Currently it feels like humanity is crumbling from within and it’s very values and systems are being questioned. As always, there’s immense value in restructuring systems that are no longer working, yet this constant shaming and cancelling of people, businesses and ideas is destructive. We should be very worried. Forget about the virus; look at the ways we have been tearing apart the fabric of kindness consistently and irreverently. The way we’ve pitted ourselves against others. .
Who do we want to be? Do we want to come out of this thinking we’re better than one another? Do we want to believe that we’re better because of the science we believe in, the food we eat, the pills we take, the politics we subscribe to? This model of humanity has been part of us since time immemorial; it has always created division. It hasn’t just not worked, it’s created wars, enemies, entitlement and white privilege.
We must decide who we want to be when we come out of this, and we have to start acting now. Looking to the negative to believe we’re better is as addictive as sugar and we’re consuming thais behavior obsessively. The question of ‘who is smarter’ is growing old. I’m not suggesting we sit back and follow blindly, or not have clear boundaries, but if we don’t prioritize treating each other well, being patient and aspiring to make the world a better place, we’ll destroy humanity far beyond the effects of any virus because we won’t have the emotional health to rebuild relationships afterwards.
The cliché phrase loving yourself is about loving the parts of yourself that hurt, struggle and battle with other people’s ideas, choices and actions. There are injustices we need to fight against, but it’s as if we’ve made everyone an individual injustice and it’s simply not productive. Choosing to love others means not thinking we’re better than anyone else. We can take action for injustices, but we can’t habitually tear each other apart. What’s worth demolishing ours or another’s well being?
What do you want our culture to look like in five years? Is this it?

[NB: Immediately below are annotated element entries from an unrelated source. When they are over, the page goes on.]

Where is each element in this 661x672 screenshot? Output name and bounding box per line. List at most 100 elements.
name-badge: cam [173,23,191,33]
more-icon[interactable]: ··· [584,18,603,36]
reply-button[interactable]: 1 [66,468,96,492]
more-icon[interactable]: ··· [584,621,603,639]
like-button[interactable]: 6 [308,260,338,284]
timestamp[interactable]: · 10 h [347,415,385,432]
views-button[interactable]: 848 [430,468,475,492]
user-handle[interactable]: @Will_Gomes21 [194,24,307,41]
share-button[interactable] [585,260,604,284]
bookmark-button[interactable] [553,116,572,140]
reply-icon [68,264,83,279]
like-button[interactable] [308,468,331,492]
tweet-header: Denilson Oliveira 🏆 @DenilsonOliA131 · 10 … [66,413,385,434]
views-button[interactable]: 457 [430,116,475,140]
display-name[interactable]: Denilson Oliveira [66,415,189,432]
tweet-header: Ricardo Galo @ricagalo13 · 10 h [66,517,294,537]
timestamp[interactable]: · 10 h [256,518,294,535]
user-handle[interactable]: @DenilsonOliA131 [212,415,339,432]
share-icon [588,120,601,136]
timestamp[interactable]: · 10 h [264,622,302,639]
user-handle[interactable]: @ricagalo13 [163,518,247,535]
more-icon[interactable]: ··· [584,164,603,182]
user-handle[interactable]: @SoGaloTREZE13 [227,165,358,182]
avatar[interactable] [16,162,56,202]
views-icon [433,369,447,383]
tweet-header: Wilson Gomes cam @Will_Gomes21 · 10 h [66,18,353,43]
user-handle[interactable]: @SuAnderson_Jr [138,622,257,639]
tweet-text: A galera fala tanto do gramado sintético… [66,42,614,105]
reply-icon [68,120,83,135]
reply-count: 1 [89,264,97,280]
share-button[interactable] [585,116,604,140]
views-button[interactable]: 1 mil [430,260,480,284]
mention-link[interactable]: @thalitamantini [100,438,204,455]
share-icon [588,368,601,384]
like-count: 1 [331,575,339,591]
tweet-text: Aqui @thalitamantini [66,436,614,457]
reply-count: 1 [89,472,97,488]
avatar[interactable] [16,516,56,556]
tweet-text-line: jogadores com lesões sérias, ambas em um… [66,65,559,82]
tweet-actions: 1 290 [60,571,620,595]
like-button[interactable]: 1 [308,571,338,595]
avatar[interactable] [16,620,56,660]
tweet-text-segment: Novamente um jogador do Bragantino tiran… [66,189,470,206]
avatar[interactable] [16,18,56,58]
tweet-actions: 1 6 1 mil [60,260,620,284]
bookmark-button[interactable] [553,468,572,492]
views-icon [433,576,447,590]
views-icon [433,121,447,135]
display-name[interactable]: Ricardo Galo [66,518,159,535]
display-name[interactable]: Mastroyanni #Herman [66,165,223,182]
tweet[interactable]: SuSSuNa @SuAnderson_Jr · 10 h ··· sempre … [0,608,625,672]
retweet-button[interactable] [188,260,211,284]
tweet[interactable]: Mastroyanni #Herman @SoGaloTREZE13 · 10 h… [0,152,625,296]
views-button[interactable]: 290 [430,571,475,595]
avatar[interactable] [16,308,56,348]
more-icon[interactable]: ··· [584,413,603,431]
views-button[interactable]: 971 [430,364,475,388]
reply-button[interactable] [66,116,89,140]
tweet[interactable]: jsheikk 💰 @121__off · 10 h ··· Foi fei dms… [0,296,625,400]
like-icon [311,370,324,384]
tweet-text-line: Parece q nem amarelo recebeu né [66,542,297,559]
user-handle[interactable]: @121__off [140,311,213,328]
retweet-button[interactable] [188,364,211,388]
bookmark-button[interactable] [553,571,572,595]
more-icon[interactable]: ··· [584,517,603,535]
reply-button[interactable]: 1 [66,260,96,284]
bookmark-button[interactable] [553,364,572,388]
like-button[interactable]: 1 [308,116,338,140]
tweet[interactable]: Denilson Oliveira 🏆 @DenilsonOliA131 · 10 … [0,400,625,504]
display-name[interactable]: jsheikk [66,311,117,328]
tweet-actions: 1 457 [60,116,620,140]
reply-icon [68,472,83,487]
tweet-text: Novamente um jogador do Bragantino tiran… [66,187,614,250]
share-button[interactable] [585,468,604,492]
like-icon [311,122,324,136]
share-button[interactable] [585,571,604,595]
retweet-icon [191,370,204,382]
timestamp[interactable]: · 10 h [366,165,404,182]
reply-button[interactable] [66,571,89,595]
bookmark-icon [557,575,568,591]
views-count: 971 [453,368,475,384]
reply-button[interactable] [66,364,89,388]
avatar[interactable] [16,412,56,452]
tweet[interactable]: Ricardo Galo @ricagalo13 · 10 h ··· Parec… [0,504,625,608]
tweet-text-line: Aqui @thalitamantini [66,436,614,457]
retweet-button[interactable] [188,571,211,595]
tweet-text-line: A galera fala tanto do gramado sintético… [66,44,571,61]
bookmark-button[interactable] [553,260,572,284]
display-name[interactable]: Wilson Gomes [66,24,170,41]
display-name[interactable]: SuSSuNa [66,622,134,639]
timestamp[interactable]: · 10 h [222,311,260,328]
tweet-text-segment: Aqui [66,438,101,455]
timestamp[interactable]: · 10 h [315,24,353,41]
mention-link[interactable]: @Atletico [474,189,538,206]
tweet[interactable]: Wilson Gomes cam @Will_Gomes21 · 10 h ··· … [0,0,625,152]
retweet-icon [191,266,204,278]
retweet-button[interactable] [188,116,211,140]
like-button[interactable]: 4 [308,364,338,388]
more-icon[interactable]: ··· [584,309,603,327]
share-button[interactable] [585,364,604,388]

We all need to stop waging war with fear and one another. If we think our idealized version of what’s right or wrong is worth tearing apart our relationships, we will continue to live in this toxic paradigm of discontent and hurt.
Can we find a truth that isn’t fear based? Couldn’t we be courageous and speak up to something that doesn’t insight fear? Inspire in some new dialogue, learn the language of patience and non-reactivity? Anything that makes us fearful and scared isn’t going to heal us, I feel pretty certain about that.
Things are awkward and uncomfortable right now, and normally when things feel that way a good dose of humor helps – wouldn’t it be great to cut through the tension with some laughter? We all know that laughter is healing and takes the edge out of life. Or what if you could step closer to someone who is feeling tense and look them in the eyes and say “I know this is hard” instead of running away and lamenting to someone else what an idiot that person is?
If we do not sort out our desire for power (the definition for power I’m referring to is the desire to be right or belittle someone’s thoughts or ideas so we feel better; a lack of empathy; not listening just reacting) we’re going to the destroy hope, courage and gentleness in so many people.
“You can’t be what you can’t see. And I say, you can’t see what you don’t dare to dream. We are all homesick for a place humanity has never been before. It is up to us to dream that place into being.” (Elizaebeth Lesser from her book, Cassandra Speaks)
If we don’t start behaving in the ways we dream our world could look like we’re going to continue down the trap of unmanaged and unhealed pain, which creates more disconnection and lacks humility. I want to scream this from my soap box; I want us to see how we have to come together because global warming isn’t the only thing that’s killing our planet. We’re willfully doing it with our anger and rage. If we can’t be tender with others how are we ever going to be compassionate to our Earth? I desire to forge past my darkest thoughts and most uncomfortable feelings and extend my sovereignty of patience, laughter and ability to create peace. I constantly fail at this, but it’s what I keep working on.
This is the hard road: learning to lean in and smile when we want to throw daggers.
“All too often our so-called strength comes from fear and not love; instead of having a strong back, many of us have a defended front shielding a weak spine. In other words, we walk around brittle and defensive, trying to conceal our lack of confidence. If we strengthen our backs, metaphorically speaking, and develop a spine that’s flexible but sturdy, then we can risk having a front that’s soft and open, representing compassion. The place in your body where these two meet – strong back and soft front – is the brave, tender ground in which to deeply root our caring”. Roshi Joan Halifax
I pray that we can find union with heart. If we’re going to heal the planet we must first learn to heal our relationships with each other.